Another late-late, quick-quick:
Started my summer class last week, and man, it was a good start. A small class, but lively, and ready to talk about anything—crucial when you’re stuffed in a room together for 2 1/2 hours at a pop.
(I give them my standard warning: I do love the sound of my own voice, but ye gods, that’s too much even for me. If y’all don’t participate, we’re all going to want to throw ourselves out the window. . . .)
Anyway, what I wanted to mention was their reaction to my standard epistemological-ontological-practical mini-lecture: they could not get enough of it; specifically, they could not get enough of the ontological piece.
Only one student had any familiarity with the word (which, for the purposes of this course, I define as being or being-in-the-world) itself, but they keyed in immediately on the meaning of the concept, especially after I mentioned that while most folks don’t think much or ever about epistemological matters, and while most of live day-to-day at the practical level, the ontological does intrude. Moments of crises or transition, I observed, are when we really question ourselves, who we are and what are we doing.
And with that, they were off, offering all kinds of insights about being and how they’ve handled their own experiences with the question of being. They kept going and going and it’s quite likely almost the entire class would have stayed past the third hour had I not signaled that it was time to go.

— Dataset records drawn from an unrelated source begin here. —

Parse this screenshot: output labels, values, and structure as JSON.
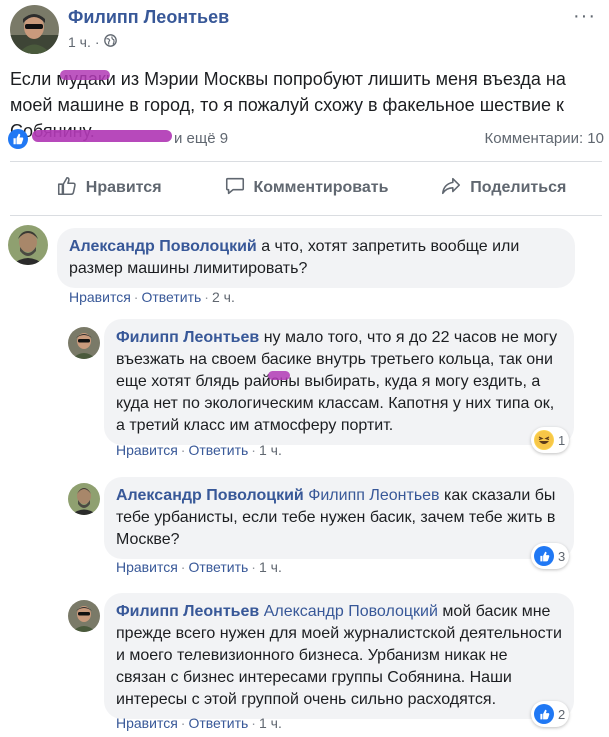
{
  "post": {
    "author": "Филипп Леонтьев",
    "time": "1 ч.",
    "privacy_icon": "globe-icon",
    "more_icon": "ellipsis-icon",
    "text": "Если мудаки из Мэрии Москвы попробуют лишить меня въезда на моей машине в город, то я пожалуй схожу в факельное шествие к Собянину.",
    "reactors": "и ещё 9",
    "comments_count": "Комментарии: 10"
  },
  "actions": {
    "like": "Нравится",
    "comment": "Комментировать",
    "share": "Поделиться"
  },
  "comments": [
    {
      "author": "Александр Поволоцкий",
      "tag": "",
      "text": "а что, хотят запретить вообще или размер машины лимитировать?",
      "like": "Нравится",
      "reply": "Ответить",
      "time": "2 ч.",
      "reaction_icon": "",
      "reaction_count": ""
    },
    {
      "author": "Филипп Леонтьев",
      "tag": "",
      "text": "ну мало того, что я до 22 часов не могу въезжать на своем басике внутрь третьего кольца, так они еще хотят блядь районы выбирать, куда я могу ездить, а куда нет по экологическим классам. Капотня у них типа ок, а третий класс им атмосферу портит.",
      "like": "Нравится",
      "reply": "Ответить",
      "time": "1 ч.",
      "reaction_icon": "haha-icon",
      "reaction_count": "1"
    },
    {
      "author": "Александр Поволоцкий",
      "tag": "Филипп Леонтьев",
      "text": "как сказали бы тебе урбанисты, если тебе нужен басик, зачем тебе жить в Москве?",
      "like": "Нравится",
      "reply": "Ответить",
      "time": "1 ч.",
      "reaction_icon": "like-icon",
      "reaction_count": "3"
    },
    {
      "author": "Филипп Леонтьев",
      "tag": "Александр Поволоцкий",
      "text": "мой басик мне прежде всего нужен для моей журналистской деятельности и моего телевизионного бизнеса. Урбанизм никак не связан с бизнес интересами группы Собянина. Наши интересы с этой группой очень сильно расходятся.",
      "like": "Нравится",
      "reply": "Ответить",
      "time": "1 ч.",
      "reaction_icon": "like-icon",
      "reaction_count": "2"
    }
  ]
}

And even then, that wasn’t enough: They came up one by one to say something more, anything more, to keep the conversation going. One man, probably around my age, came up to me, eyes wide, and said, I never heard of that word before, but I know exactly what that is. I didn’t know there was a word for that, but I know it, I’ve lived it. He was, simply, stunned.
I joke that my pedagogical mantra is I aim to trouble you, but, honestly, this is the best kind of trouble.
This is why I teach.
this is a timely post as I just started reading K. Redfield Jamison on Exuberance.